“Non è vanitoso, vuole soltanto condividere le cose belle. Secondo me Dio si incazza se passi davanti al colore viola di un campo qualunque e non ci fai caso.”
Alice Walker
Nei caldi pomeriggi di aprile, quando i prati accolgono i colori della primavera, io e mia nonna eravamo solite passeggiare nei sentieri dietro casa. Ai bordi della pista ciclabile, minuscoli fiorellini azzurri accompagnavano i nostri passi verso la meta, ogni volta diversa.
«Gli occhi della madonnina» diceva, «sono fiori speciali e non si devono mai raccogliere.»
«E perché?» chiedevo io.
«Perché con questi fiorellini la primavera osserva le cose belle che Dio ha creato per lei.»
Come erano belle quelle passeggiate. I primi raggi di sole accarezzavano le nostre guance pallide, ancora custodi del ricordo del passato, tinteggiandole di rosa, come i primi boccioli dell’albero di pesco che decorava la prima curva della pista ciclabile. Il tiepido venticello, migrato dal sud, leniva la tensione dei nostri muscoli fino ad allora addormentati, risvegliandoli dal letargo della fredda stagione.
«Nonna ma tu ci credi in Dio?»
«Lo vedi questo albero?» rispondeva, «come si può non fermarsi a guardare qualcosa di così meraviglioso?»
Quando la nonna osservava la natura, il suo volto aveva un’espressione poetica. I suoi occhi si stringevano e diventavano lucidi e gli angoli della sua bocca si sollevavano.
A casa sua teneva una grande collezione di libri e di enciclopedie di erboristica e passava le ore dopo il lavoro a curare il suo giardino. Annaffiava i vasi sui davanzali, piantava erbe particolari per infusi e tisane, raccoglieva le erbacce e le foglie cadute per farle seccare e alle volte parlava addirittura con gli alberi, in particolare con la pianta di fichi definendola “dispettosa” perché faceva crescere i suoi frutti troppo in alto.
Nelle nostre passeggiate, studiava spesso i fiori e le piante che incontravamo. «Devo proprio prendermi qualche semino di questa pianta» affermava ogni volta.
«Quanta bellezza intorno a noi e tu ne fai parte piccola meraviglia.»
Allora non capivo tutte le parole che la nonna diceva, ma io amavo quelle passeggiate con lei, i suoi discorsi sulla bellezza e l’amore con cui guardava il mondo intorno a noi. In quei momenti eravamo un tutt’uno con quel sentiero, quegli alberi e quei fiori. C’eravamo solo io, lei e la natura.
Ricordo una delle ultime passeggiate. Dico una delle ultime, perché crescendo si fecero sempre più rari quei momenti.
Diversamente dagli altri pomeriggi, quel giorno uscimmo molto tardi. Incontrammo l’albero di pesco alla prima curva della pista ciclabile e parlammo di come, qualche anno prima, i nidi delle rondini negli angoli delle case fossero più numerosi.
«Tante cose sono cambiate nonna, quest’anno non siamo nemmeno riusciti a fare un pupazzo di neve.»
«È vero, guarda questo pesco, i suoi boccioli sono già sbocciati, ma forse è perché stiamo cambiando e quindi anche le cose belle cambiano.
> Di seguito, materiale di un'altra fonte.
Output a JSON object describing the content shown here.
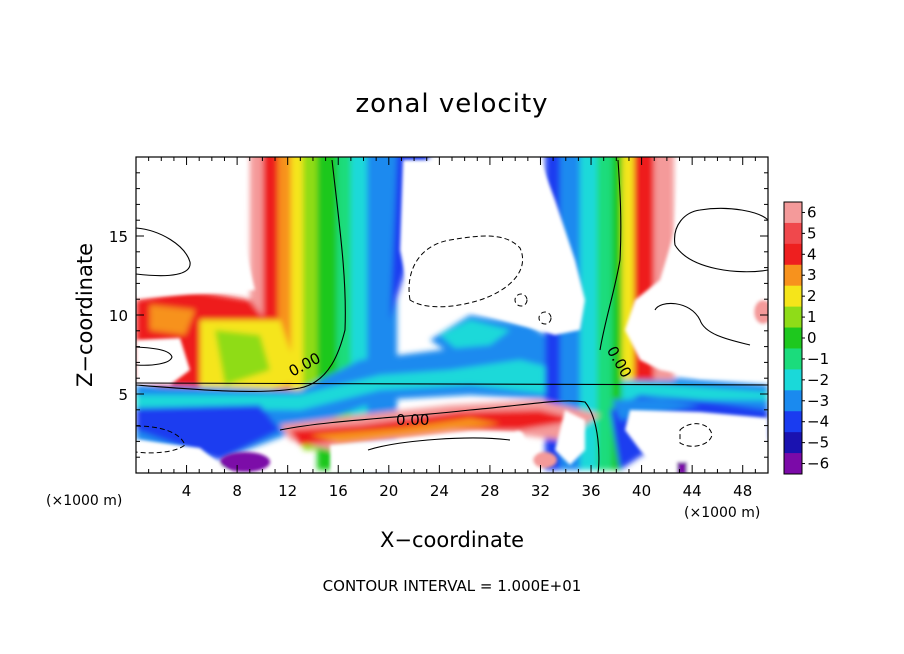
{
  "chart_data": {
    "type": "heatmap",
    "title": "zonal velocity",
    "xlabel": "X−coordinate",
    "ylabel": "Z−coordinate",
    "x_unit_left": "(×1000 m)",
    "x_unit_right": "(×1000 m)",
    "xlim": [
      0,
      50
    ],
    "ylim": [
      0,
      20
    ],
    "x_ticks": [
      4,
      8,
      12,
      16,
      20,
      24,
      28,
      32,
      36,
      40,
      44,
      48
    ],
    "y_ticks": [
      5,
      10,
      15
    ],
    "colorbar": {
      "levels": [
        6,
        5,
        4,
        3,
        2,
        1,
        0,
        -1,
        -2,
        -3,
        -4,
        -5,
        -6
      ],
      "labels": [
        "6",
        "5",
        "4",
        "3",
        "2",
        "1",
        "0",
        "−1",
        "−2",
        "−3",
        "−4",
        "−5",
        "−6"
      ],
      "colors": [
        "#f49a9a",
        "#f0484c",
        "#ee1f1f",
        "#f7921d",
        "#f5e51a",
        "#8fdc18",
        "#1ec81e",
        "#1bdc7c",
        "#1ad9d9",
        "#1a8aef",
        "#1a3cf0",
        "#1a12b0",
        "#7b0aa8"
      ]
    },
    "contour_labels": [
      {
        "text": "0.00",
        "x": 10.5,
        "z": 7.3
      },
      {
        "text": "0.00",
        "x": 22.5,
        "z": 3.4
      },
      {
        "text": "0.00",
        "x": 37.5,
        "z": 7.3
      }
    ],
    "footer": "CONTOUR INTERVAL = 1.000E+01",
    "grid": false
  }
}
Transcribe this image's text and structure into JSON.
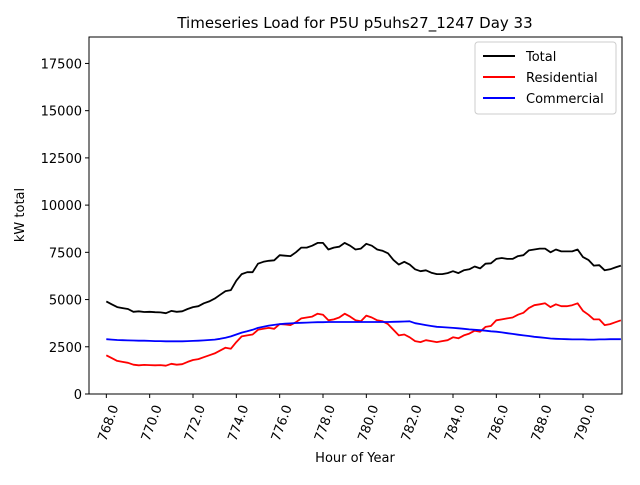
{
  "chart_data": {
    "type": "line",
    "title": "Timeseries Load for P5U p5uhs27_1247  Day 33",
    "xlabel": "Hour of Year",
    "ylabel": "kW total",
    "xlim": [
      767.2,
      791.8
    ],
    "ylim": [
      0,
      18900
    ],
    "x_ticks": [
      768.0,
      770.0,
      772.0,
      774.0,
      776.0,
      778.0,
      780.0,
      782.0,
      784.0,
      786.0,
      788.0,
      790.0
    ],
    "x_tick_labels": [
      "768.0",
      "770.0",
      "772.0",
      "774.0",
      "776.0",
      "778.0",
      "780.0",
      "782.0",
      "784.0",
      "786.0",
      "788.0",
      "790.0"
    ],
    "y_ticks": [
      0,
      2500,
      5000,
      7500,
      10000,
      12500,
      15000,
      17500
    ],
    "y_tick_labels": [
      "0",
      "2500",
      "5000",
      "7500",
      "10000",
      "12500",
      "15000",
      "17500"
    ],
    "grid": false,
    "legend_position": "top-right",
    "x": [
      768.0,
      768.25,
      768.5,
      768.75,
      769.0,
      769.25,
      769.5,
      769.75,
      770.0,
      770.25,
      770.5,
      770.75,
      771.0,
      771.25,
      771.5,
      771.75,
      772.0,
      772.25,
      772.5,
      772.75,
      773.0,
      773.25,
      773.5,
      773.75,
      774.0,
      774.25,
      774.5,
      774.75,
      775.0,
      775.25,
      775.5,
      775.75,
      776.0,
      776.25,
      776.5,
      776.75,
      777.0,
      777.25,
      777.5,
      777.75,
      778.0,
      778.25,
      778.5,
      778.75,
      779.0,
      779.25,
      779.5,
      779.75,
      780.0,
      780.25,
      780.5,
      780.75,
      781.0,
      781.25,
      781.5,
      781.75,
      782.0,
      782.25,
      782.5,
      782.75,
      783.0,
      783.25,
      783.5,
      783.75,
      784.0,
      784.25,
      784.5,
      784.75,
      785.0,
      785.25,
      785.5,
      785.75,
      786.0,
      786.25,
      786.5,
      786.75,
      787.0,
      787.25,
      787.5,
      787.75,
      788.0,
      788.25,
      788.5,
      788.75,
      789.0,
      789.25,
      789.5,
      789.75,
      790.0,
      790.25,
      790.5,
      790.75,
      791.0,
      791.25,
      791.5,
      791.75
    ],
    "series": [
      {
        "name": "Total",
        "color": "#000000",
        "values": [
          4900,
          4750,
          4600,
          4550,
          4500,
          4350,
          4380,
          4340,
          4350,
          4330,
          4320,
          4280,
          4400,
          4350,
          4380,
          4500,
          4600,
          4650,
          4800,
          4900,
          5050,
          5250,
          5450,
          5500,
          6000,
          6350,
          6450,
          6450,
          6900,
          7000,
          7050,
          7080,
          7350,
          7320,
          7300,
          7500,
          7750,
          7750,
          7850,
          8000,
          8000,
          7650,
          7750,
          7800,
          8000,
          7850,
          7650,
          7700,
          7950,
          7850,
          7650,
          7580,
          7450,
          7100,
          6850,
          7000,
          6850,
          6600,
          6500,
          6550,
          6420,
          6350,
          6350,
          6400,
          6500,
          6400,
          6550,
          6600,
          6750,
          6650,
          6900,
          6920,
          7150,
          7200,
          7150,
          7150,
          7300,
          7350,
          7600,
          7650,
          7700,
          7700,
          7500,
          7650,
          7550,
          7550,
          7550,
          7650,
          7250,
          7100,
          6800,
          6820,
          6550,
          6600,
          6700,
          6800
        ]
      },
      {
        "name": "Residential",
        "color": "#ff0000",
        "values": [
          2050,
          1900,
          1750,
          1700,
          1650,
          1550,
          1520,
          1540,
          1530,
          1520,
          1530,
          1500,
          1600,
          1550,
          1580,
          1700,
          1800,
          1850,
          1950,
          2050,
          2150,
          2300,
          2450,
          2400,
          2750,
          3050,
          3100,
          3150,
          3400,
          3450,
          3500,
          3450,
          3700,
          3680,
          3650,
          3800,
          4000,
          4050,
          4100,
          4250,
          4200,
          3900,
          3950,
          4050,
          4250,
          4100,
          3900,
          3850,
          4150,
          4050,
          3900,
          3850,
          3700,
          3400,
          3100,
          3150,
          3000,
          2800,
          2750,
          2850,
          2800,
          2750,
          2800,
          2850,
          3000,
          2950,
          3100,
          3200,
          3350,
          3300,
          3550,
          3600,
          3900,
          3950,
          4000,
          4050,
          4200,
          4300,
          4550,
          4700,
          4750,
          4800,
          4600,
          4750,
          4650,
          4650,
          4700,
          4800,
          4400,
          4200,
          3950,
          3950,
          3650,
          3700,
          3800,
          3900
        ]
      },
      {
        "name": "Commercial",
        "color": "#0000ff",
        "values": [
          2900,
          2880,
          2860,
          2850,
          2840,
          2830,
          2820,
          2820,
          2810,
          2800,
          2800,
          2790,
          2790,
          2790,
          2790,
          2800,
          2810,
          2820,
          2840,
          2860,
          2880,
          2920,
          2980,
          3050,
          3150,
          3250,
          3320,
          3400,
          3500,
          3560,
          3620,
          3660,
          3700,
          3720,
          3740,
          3760,
          3770,
          3780,
          3790,
          3800,
          3800,
          3810,
          3810,
          3810,
          3810,
          3810,
          3810,
          3810,
          3810,
          3810,
          3810,
          3810,
          3810,
          3820,
          3830,
          3840,
          3850,
          3750,
          3700,
          3650,
          3600,
          3560,
          3540,
          3520,
          3500,
          3480,
          3450,
          3420,
          3400,
          3380,
          3350,
          3320,
          3300,
          3260,
          3220,
          3180,
          3140,
          3100,
          3070,
          3030,
          3000,
          2970,
          2940,
          2920,
          2910,
          2900,
          2890,
          2890,
          2890,
          2880,
          2880,
          2890,
          2890,
          2900,
          2900,
          2900
        ]
      }
    ]
  }
}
Oggi ne è l’esempio.»
«Ma cosa vuoi dire nonna?»
«È la prima volta che nelle nostre passeggiate ci accoglie il tramonto.»
Ci fermammo a guardarlo.
«Avevi ragione nonna, come si può non fermarsi a guardare qualcosa di così meraviglioso?»
«Non si può proprio, piccola meraviglia.»
Girai leggermente lo sguardo verso la nonna, ma lei mi stava già guardando. Aveva quell’espressione, quella poetica, gli occhi lucidi e un sorriso sulle labbra.